Per cinque, sette giorni – a seconda della sintomatologia – i pazienti vengono curati con il cocktail e i risultati, per il momento, sono incoraggianti. A Caltagirone è arrivato domenica il primo tampone negativo su una paziente. Oggi si farà il secondo test e, se anche questo sarà negativo, la donna sarà dimessa ed entrerà nel novero dei guariti dal coronavirus. «In questo momento, di persone clinicamente guarite in reparto ne ho quattro, cinque. Ma bisogna aspettare la conferma del tampone». Finché non ci saranno i due test negativi consecutivi, queste persone rimarranno in un letto di Malattie infettive.

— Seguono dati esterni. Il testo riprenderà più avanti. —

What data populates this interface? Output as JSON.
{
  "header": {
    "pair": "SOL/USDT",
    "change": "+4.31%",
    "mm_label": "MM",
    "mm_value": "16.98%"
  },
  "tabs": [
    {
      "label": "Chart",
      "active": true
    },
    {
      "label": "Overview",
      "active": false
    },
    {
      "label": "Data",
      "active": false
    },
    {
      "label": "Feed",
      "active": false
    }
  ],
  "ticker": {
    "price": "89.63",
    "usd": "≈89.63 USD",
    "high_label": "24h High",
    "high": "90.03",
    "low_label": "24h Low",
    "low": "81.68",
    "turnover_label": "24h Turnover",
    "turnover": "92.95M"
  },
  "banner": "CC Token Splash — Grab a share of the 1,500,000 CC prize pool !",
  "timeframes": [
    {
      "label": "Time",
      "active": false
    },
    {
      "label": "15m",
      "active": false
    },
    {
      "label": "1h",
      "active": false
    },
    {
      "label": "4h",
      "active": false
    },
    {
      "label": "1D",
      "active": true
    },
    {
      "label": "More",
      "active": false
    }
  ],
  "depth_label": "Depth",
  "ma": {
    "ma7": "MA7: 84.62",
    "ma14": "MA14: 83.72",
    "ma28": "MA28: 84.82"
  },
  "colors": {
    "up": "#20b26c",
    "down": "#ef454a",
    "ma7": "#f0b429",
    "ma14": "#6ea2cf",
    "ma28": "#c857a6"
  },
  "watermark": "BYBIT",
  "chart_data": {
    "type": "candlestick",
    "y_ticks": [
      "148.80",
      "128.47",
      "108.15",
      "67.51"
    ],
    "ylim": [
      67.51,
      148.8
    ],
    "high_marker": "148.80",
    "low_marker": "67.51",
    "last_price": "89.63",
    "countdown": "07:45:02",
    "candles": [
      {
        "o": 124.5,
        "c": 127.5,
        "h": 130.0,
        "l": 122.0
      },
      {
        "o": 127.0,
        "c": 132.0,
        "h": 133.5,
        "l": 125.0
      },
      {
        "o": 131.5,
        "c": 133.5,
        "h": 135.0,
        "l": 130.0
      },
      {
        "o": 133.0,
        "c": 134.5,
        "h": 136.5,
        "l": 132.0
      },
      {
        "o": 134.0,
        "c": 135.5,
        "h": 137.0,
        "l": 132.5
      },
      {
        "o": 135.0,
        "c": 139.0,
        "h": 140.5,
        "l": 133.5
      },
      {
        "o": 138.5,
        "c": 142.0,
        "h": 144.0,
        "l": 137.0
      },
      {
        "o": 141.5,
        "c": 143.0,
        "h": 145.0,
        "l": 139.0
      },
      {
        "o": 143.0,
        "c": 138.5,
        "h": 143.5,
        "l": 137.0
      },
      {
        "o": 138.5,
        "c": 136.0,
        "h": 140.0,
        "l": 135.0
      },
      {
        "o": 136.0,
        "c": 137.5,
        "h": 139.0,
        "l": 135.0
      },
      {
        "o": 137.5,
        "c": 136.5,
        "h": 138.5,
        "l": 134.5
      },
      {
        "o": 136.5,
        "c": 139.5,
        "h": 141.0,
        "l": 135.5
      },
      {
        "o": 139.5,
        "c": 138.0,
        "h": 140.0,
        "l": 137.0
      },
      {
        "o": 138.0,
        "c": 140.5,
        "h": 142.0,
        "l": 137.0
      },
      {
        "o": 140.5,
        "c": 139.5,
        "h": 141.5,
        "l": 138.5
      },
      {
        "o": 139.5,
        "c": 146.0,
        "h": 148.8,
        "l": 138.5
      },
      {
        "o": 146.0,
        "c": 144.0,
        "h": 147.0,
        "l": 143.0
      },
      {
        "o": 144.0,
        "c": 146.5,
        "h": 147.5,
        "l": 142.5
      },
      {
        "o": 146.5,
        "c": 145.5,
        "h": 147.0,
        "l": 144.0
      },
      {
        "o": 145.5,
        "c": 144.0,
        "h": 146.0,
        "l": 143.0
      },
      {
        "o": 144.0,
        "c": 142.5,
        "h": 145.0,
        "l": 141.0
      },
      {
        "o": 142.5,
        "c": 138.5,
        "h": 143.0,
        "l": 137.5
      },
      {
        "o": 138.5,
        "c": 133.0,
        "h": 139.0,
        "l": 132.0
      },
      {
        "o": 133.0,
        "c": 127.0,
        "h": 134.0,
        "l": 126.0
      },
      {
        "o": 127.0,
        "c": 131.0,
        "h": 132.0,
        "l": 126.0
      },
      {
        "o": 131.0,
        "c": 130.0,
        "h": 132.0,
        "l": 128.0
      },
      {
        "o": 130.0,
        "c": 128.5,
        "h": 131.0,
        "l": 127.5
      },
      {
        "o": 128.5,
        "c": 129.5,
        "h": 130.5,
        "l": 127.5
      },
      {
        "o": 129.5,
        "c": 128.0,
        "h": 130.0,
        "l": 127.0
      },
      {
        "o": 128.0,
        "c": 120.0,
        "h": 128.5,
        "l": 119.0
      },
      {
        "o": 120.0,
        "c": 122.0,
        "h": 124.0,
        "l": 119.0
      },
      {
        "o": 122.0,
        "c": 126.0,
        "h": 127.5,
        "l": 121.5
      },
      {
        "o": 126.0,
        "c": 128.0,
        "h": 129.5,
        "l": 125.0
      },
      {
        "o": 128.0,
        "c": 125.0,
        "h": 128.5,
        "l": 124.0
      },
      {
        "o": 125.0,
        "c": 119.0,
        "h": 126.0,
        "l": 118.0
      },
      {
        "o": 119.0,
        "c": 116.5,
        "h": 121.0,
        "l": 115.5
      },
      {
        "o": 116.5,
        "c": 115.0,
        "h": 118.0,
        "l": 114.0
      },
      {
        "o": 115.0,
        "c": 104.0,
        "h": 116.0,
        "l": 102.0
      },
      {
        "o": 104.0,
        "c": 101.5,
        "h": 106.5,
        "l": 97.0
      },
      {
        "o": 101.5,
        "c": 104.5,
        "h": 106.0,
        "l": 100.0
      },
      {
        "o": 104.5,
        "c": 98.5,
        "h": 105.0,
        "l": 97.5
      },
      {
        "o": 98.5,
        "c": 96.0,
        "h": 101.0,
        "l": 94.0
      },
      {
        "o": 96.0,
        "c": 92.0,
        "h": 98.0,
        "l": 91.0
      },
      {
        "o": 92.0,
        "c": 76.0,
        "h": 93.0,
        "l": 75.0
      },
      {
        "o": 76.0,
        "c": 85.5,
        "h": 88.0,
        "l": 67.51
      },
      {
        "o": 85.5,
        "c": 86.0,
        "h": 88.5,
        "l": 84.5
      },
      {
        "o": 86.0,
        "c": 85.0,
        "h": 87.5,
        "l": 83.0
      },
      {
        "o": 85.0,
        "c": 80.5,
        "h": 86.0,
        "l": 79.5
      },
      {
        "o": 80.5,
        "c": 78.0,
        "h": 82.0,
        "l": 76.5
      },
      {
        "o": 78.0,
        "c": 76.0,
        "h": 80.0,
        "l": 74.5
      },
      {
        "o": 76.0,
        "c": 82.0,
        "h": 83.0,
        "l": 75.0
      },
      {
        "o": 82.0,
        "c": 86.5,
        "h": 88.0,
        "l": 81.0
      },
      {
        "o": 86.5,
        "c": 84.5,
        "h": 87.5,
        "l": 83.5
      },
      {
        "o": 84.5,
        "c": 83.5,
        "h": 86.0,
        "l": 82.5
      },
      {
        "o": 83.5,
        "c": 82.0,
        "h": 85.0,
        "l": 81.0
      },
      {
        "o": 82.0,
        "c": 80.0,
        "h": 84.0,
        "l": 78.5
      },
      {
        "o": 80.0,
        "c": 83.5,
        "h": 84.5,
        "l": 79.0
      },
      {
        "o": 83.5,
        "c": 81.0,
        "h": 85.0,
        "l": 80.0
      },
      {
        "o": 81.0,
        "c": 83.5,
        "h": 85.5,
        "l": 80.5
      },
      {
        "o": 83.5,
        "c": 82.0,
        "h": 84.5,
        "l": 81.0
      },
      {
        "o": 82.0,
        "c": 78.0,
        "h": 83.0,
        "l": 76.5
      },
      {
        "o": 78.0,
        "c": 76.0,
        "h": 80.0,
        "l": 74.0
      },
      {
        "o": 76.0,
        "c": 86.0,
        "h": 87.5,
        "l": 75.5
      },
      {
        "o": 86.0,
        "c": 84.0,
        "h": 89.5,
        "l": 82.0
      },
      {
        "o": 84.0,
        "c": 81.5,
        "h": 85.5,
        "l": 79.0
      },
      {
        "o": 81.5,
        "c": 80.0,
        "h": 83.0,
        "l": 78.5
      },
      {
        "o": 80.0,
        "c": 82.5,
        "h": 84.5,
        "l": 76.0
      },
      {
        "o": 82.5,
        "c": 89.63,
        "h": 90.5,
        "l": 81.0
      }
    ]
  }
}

In media, affinché un paziente positivo si negativizzi ci vogliono tra i 20 e i 35 giorni. Stesso tempo necessario ai più gravi per uscire dalla Terapia intensiva. «Ieri sono stati estubati due pazienti all’ospedale di Acireale: mangiano, parlano. È una bella notizia». Certo, non è ancora sufficiente a essere ottimisti. «Dobbiamo sperare che il famoso picco dei contagi arrivi in maniera graduale: trenta, quaranta ricoveri Covid al giorno il sistema sanitario regionale li può reggere. Possiamo accettare fino a 900 ricoveri, in totale. Di più no. Se riusciamo a mantenerci su questi numeri, raggiunti a poco a poco, ce la facciamo. Dopo il picco non c’è un altro picco, c’è la discesa».
Stando ai dati aggiornati a ieri dalla Regione Siciliana, in tutta l’Isola ci sono 522 pazienti positivi in ospedale. Già più della metà di quelli che gli ospedali nostrani possono sopportare. «Per questo auspico che gli alberghi sanitari entrino in funzione presto – prosegue Liberti – Possiamo mandare lì chi è clinicamente guarito, nell’attesa dell’esito dei due test del tampone, e liberare posti. Ai pazienti con patologie croniche, non Covid, penseranno invece le cliniche private che collaborano con la Regione. Così svuotiamo gli ospedali». E, se si collabora, c’è pure sufficiente personale.
«Nella mia équipe ci sono oculisti e otorini, per fare un esempio, e a loro va il mio ringraziamento. Perché chi non è abituato a gestire pazienti diffusivi ha bisogno di coraggio per andare in Malattie infettive e loro l’hanno avuto. Coraggio, competenza e dedizione – sottolinea Liberti – E in questo momento difficile ci vuole tutto, tutto insieme».